Materials and Methods: A retrospective cohort study was conducted in 46,369 Chinese type 2 diabetic patients, aged 30 and older, in National Diabetes Care Management Program in 2002-2004. These data were analyzed by multivariate Cox proportional hazards models.
Results: Mean follow-up period was 8.20 years.
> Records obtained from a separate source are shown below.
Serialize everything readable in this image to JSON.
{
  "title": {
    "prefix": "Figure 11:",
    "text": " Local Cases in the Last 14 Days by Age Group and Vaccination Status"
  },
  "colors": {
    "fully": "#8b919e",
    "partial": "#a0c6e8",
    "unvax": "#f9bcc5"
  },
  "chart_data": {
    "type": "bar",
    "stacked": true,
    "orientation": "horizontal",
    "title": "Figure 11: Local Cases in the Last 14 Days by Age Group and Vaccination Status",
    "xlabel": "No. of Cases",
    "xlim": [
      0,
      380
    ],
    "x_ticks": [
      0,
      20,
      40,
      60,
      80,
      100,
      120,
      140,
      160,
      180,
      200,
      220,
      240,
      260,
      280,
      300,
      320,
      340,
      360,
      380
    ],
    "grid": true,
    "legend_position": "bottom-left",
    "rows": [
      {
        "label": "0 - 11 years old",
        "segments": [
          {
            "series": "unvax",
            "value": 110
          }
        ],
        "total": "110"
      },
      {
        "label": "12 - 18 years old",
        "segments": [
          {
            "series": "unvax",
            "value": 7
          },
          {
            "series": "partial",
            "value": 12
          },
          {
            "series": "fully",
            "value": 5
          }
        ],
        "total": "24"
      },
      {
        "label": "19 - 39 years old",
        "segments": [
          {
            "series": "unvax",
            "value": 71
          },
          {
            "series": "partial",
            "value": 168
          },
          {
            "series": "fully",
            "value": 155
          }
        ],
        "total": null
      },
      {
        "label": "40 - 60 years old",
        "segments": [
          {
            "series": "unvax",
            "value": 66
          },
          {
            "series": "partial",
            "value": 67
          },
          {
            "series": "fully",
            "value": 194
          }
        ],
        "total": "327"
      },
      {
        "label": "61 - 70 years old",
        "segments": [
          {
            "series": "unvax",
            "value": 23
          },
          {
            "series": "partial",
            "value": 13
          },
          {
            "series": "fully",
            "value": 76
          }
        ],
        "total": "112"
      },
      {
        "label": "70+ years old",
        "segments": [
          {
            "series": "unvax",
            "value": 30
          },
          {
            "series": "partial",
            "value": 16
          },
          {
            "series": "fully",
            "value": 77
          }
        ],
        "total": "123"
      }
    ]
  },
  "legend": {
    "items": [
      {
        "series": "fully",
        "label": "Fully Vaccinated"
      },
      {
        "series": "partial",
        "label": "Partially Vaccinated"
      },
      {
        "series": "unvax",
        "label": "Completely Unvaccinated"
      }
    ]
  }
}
Multivariate-adjusted hazard ratios of HCC were 2.85 (95% confidence interval, CI: 2.45–3.31), 3.80 (3.04–4.76), and 3.89 (3.08–4.91) for patients with a level of ALT 40–80, 80–120, and >120 U/L, respectively, compared with patients with a level of ALT < 40 U/L after multivariable adjustment. Significant hazard ratios of HCC for patients with a level of ALT ≥ 40 U/L and alcoholic liver damage, nonalcoholic fatty liver disease, liver cirrhosis, hepatitis B virus and hepatitis C virus infection, or any one of these chronic liver diseases compared with patients with ALT level < 40 U/L and no counterpart comorbidity were observed. Significant effect modifications were observed between ALT level with liver cirrhosis and HBV.
Conclusions: Results suggest significant effect modification and joint associations of ALT ≥ 40 U/L and chronic liver diseases. Diabetes care should provide lifestyle or treatment interventions to manage ALT level, liver cirrhosis and hepatitis B virus infection for reducing burden of HCC.